An intracanalicular component in the porus acusticus can cause a characteristic finding known as the "trumpeted internal acoustic meatus sign," observed as a widening or enlargement of the opening. Alternatively, when the tumor extends into the extrameatal space, it can produce a distinct appearance known as the "ice cream cone" sign.

Most acoustic neuromas appear hypo to isointense on T1-weighted MRI images and demonstrate heterogeneously hyperintensity on T2-weighted images. Furthermore, these tumors often exhibit significant contrast enhancement when administering a contrast agent, such as gadolinium.

1. Retrosigmoid approach: This involves removing the tumor through an opening at the skull base. This approach provides good access to this region's tumor and cranial nerves. A tumor of any size can be approached while potentially preserving hearing.

2. Middle cranial fossa approach: In this approach, the surgeon gains access to the tumor through the middle cranial fossa of the skull base. This approach is most suitable for tumors with dominant intracanalicular and small cisternal components. Hearing is preserved in most cases. The main disadvantage is the need for temporal lobe retraction, which may produce postoperative seizures and venous infarction if the vein of Labbe is damaged.

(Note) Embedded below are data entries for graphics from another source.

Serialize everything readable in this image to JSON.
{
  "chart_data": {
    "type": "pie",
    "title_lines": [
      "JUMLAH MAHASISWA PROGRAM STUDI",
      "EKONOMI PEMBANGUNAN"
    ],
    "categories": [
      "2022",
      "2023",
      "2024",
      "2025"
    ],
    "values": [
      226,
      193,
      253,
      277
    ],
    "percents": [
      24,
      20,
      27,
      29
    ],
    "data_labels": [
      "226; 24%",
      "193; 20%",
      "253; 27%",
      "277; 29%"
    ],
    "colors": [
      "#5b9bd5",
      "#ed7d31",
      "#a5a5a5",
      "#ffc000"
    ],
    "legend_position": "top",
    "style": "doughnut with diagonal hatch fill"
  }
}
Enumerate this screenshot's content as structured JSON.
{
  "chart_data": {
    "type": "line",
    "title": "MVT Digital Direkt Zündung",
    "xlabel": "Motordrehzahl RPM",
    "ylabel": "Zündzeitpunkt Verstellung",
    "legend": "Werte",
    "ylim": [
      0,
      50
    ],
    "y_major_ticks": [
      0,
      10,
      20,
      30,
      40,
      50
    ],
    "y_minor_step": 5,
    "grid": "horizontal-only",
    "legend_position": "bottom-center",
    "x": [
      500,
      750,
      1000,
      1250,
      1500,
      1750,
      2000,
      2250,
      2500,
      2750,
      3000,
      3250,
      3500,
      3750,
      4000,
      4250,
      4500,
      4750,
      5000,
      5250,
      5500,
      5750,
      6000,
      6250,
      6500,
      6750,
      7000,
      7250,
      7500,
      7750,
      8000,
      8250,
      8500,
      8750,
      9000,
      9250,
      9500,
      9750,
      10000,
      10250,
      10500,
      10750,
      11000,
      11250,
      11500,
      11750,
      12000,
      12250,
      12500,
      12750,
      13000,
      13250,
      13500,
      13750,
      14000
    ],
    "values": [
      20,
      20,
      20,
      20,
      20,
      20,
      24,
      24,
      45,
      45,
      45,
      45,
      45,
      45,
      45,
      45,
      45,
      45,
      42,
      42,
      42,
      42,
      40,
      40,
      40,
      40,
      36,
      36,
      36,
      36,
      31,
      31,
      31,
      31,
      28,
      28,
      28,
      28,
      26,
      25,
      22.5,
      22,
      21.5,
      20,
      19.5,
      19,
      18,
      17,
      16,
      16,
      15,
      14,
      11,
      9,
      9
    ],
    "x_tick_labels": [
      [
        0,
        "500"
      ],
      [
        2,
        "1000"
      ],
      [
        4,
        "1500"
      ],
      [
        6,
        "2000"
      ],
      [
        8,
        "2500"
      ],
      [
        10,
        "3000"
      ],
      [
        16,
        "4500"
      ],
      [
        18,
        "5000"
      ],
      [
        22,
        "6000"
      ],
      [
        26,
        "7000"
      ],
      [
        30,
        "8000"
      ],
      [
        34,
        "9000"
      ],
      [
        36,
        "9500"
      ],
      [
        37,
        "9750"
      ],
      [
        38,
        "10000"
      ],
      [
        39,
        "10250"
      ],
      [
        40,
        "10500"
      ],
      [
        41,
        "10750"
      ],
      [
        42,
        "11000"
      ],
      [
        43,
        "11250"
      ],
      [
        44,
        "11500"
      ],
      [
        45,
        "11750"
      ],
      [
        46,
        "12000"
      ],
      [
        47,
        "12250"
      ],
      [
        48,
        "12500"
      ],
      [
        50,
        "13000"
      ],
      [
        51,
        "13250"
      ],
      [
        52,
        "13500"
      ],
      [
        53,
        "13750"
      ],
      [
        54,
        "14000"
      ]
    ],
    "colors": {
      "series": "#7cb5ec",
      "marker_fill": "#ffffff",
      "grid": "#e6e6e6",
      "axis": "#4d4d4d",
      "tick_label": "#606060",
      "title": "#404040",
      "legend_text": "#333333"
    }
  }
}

3. Translabyrinthine: This technique involves removing the tumor through the inner ear and is most commonly used in patients with large tumors and no serviceable hearing. The main advantage of this approach is that facial nerve can be exposed early and be protected. Also, the cerebellum does not need to be retracted. But the access to the contents of the jugular foramen and lower parts of the foramen magnum is limited.